If the risk component is high in the industry then we should go for a higher hurdle rate / discount rate of 20%.

Years              Cash Flow     Net Cash Flow     Cumulative    
Cash Flow
Discount Rate
@ 20 %
Discounted
Cash Flows
Year 0 (10028829) -10028829 - -
Year 1 3443898 -6584931 3443898 0.8333 2869915
Year 2 3970252 -2614679 7414150 0.6944 2757119
Year 3 3966948 1352269 11381098 0.5787 2295688
Year 4 3243392 4595661 14624490 0.4823 1564136
TOTAL 9486858


The Net NPV after 4 years is -541971

At 20% discount rate the NPV is negative (9486858 - 10028829 ) so ideally we can't select the project if macro and micro factors don't allow financial managers of Audiences 1298 to discount cash flow at lower discount rates such as 15%.





Acceptance Criteria of a Project based on NPV

Simplest Approach – If the investment project of Audiences 1298 has a NPV value higher than Zero then finance managers at Audiences 1298 can ACCEPT the project, otherwise they can reject the project. This means that project will deliver higher returns over the period of time than any alternate investment strategy.

In theory if the required rate of return or discount rate is chosen correctly by finance managers at Audiences 1298, then the stock price of the Audiences 1298 should change by same amount of the NPV. In real world we know that share price also reflects various other factors that can be related to both macro and micro environment.

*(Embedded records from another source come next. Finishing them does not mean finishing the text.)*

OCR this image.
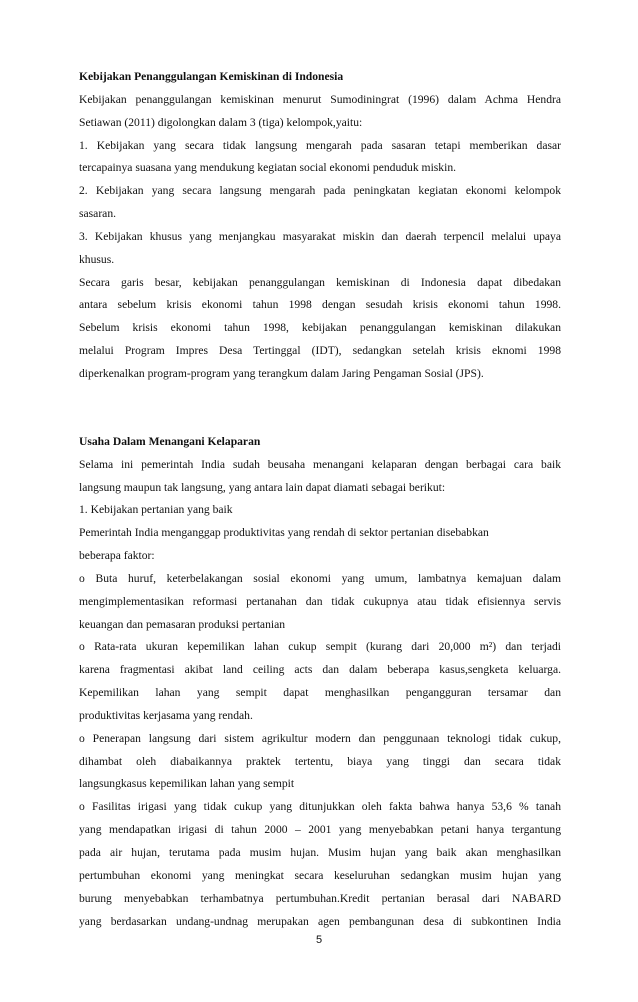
Kebijakan Penanggulangan Kemiskinan di Indonesia
Kebijakan penanggulangan kemiskinan menurut Sumodiningrat (1996) dalam Achma Hendra
Setiawan (2011) digolongkan dalam 3 (tiga) kelompok,yaitu:
1. Kebijakan yang secara tidak langsung mengarah pada sasaran tetapi memberikan dasar
tercapainya suasana yang mendukung kegiatan social ekonomi penduduk miskin.
2. Kebijakan yang secara langsung mengarah pada peningkatan kegiatan ekonomi kelompok
sasaran.
3. Kebijakan khusus yang menjangkau masyarakat miskin dan daerah terpencil melalui upaya
khusus.
Secara garis besar, kebijakan penanggulangan kemiskinan di Indonesia dapat dibedakan
antara sebelum krisis ekonomi tahun 1998 dengan sesudah krisis ekonomi tahun 1998.
Sebelum krisis ekonomi tahun 1998, kebijakan penanggulangan kemiskinan dilakukan
melalui Program Impres Desa Tertinggal (IDT), sedangkan setelah krisis eknomi 1998
diperkenalkan program-program yang terangkum dalam Jaring Pengaman Sosial (JPS).
Usaha Dalam Menangani Kelaparan
Selama ini pemerintah India sudah beusaha menangani kelaparan dengan berbagai cara baik
langsung maupun tak langsung, yang antara lain dapat diamati sebagai berikut:
1. Kebijakan pertanian yang baik
Pemerintah India menganggap produktivitas yang rendah di sektor pertanian disebabkan
beberapa faktor:
o Buta huruf, keterbelakangan sosial ekonomi yang umum, lambatnya kemajuan dalam
mengimplementasikan reformasi pertanahan dan tidak cukupnya atau tidak efisiennya servis
keuangan dan pemasaran produksi pertanian
o Rata-rata ukuran kepemilikan lahan cukup sempit (kurang dari 20,000 m²) dan terjadi
karena fragmentasi akibat land ceiling acts dan dalam beberapa kasus,sengketa keluarga.
Kepemilikan lahan yang sempit dapat menghasilkan pengangguran tersamar dan
produktivitas kerjasama yang rendah.
o Penerapan langsung dari sistem agrikultur modern dan penggunaan teknologi tidak cukup,
dihambat oleh diabaikannya praktek tertentu, biaya yang tinggi dan secara tidak
langsungkasus kepemilikan lahan yang sempit
o Fasilitas irigasi yang tidak cukup yang ditunjukkan oleh fakta bahwa hanya 53,6 % tanah
yang mendapatkan irigasi di tahun 2000 – 2001 yang menyebabkan petani hanya tergantung
pada air hujan, terutama pada musim hujan. Musim hujan yang baik akan menghasilkan
pertumbuhan ekonomi yang meningkat secara keseluruhan sedangkan musim hujan yang
burung menyebabkan terhambatnya pertumbuhan.Kredit pertanian berasal dari NABARD
yang berdasarkan undang-undnag merupakan agen pembangunan desa di subkontinen India
5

In the same vein – accepting the project with zero NPV should result in stagnant share price. Finance managers use discount rates as a measure of risk components in the project execution process.

Sensitivity Analysis

Project selection is often a far more complex decision than just choosing it based on the NPV number. Finance managers at Audiences 1298 should conduct a sensitivity analysis to better understand not only the inherent risk of the projects but also how those risks can be either factored in or mitigated during the project execution. Sensitivity analysis helps in –

Understanding of risks involved in the project.

What can impact the cash flow of the project.

What are the uncertainties surrounding the project Initial Cash Outlay (ICO’s). ICO’s often have several different components such as land, machinery, building, and other equipment.

What will be a multi year spillover effect of various taxation regulations.

What are the key aspects of the projects that need to be monitored, refined, and retuned for continuous delivery of projected cash flows.

Some of the assumptions while using the Discounted Cash Flow Methods –

Projects are assumed to be Mutually Exclusive – This is seldom the came in modern day giant organizations where projects are often inter-related and rejecting a project solely based on NPV can result in sunk cost from a related project.

Independent projects have independent cash flows – As explained in the marketing project – though the project may look independent but in reality it is not as the brand awareness project can be closely associated with the spending on sales promotions and product specific advertising.






Negotiation Strategy of Dial 1298 for Ambulance: Marketing EMS in Mumbai

References & Further Readings

Gita V. Johar, Joanna Harries (2018), "Dial 1298 for Ambulance: Marketing EMS in Mumbai Harvard Business Review Case Study. Published by HBR Publications.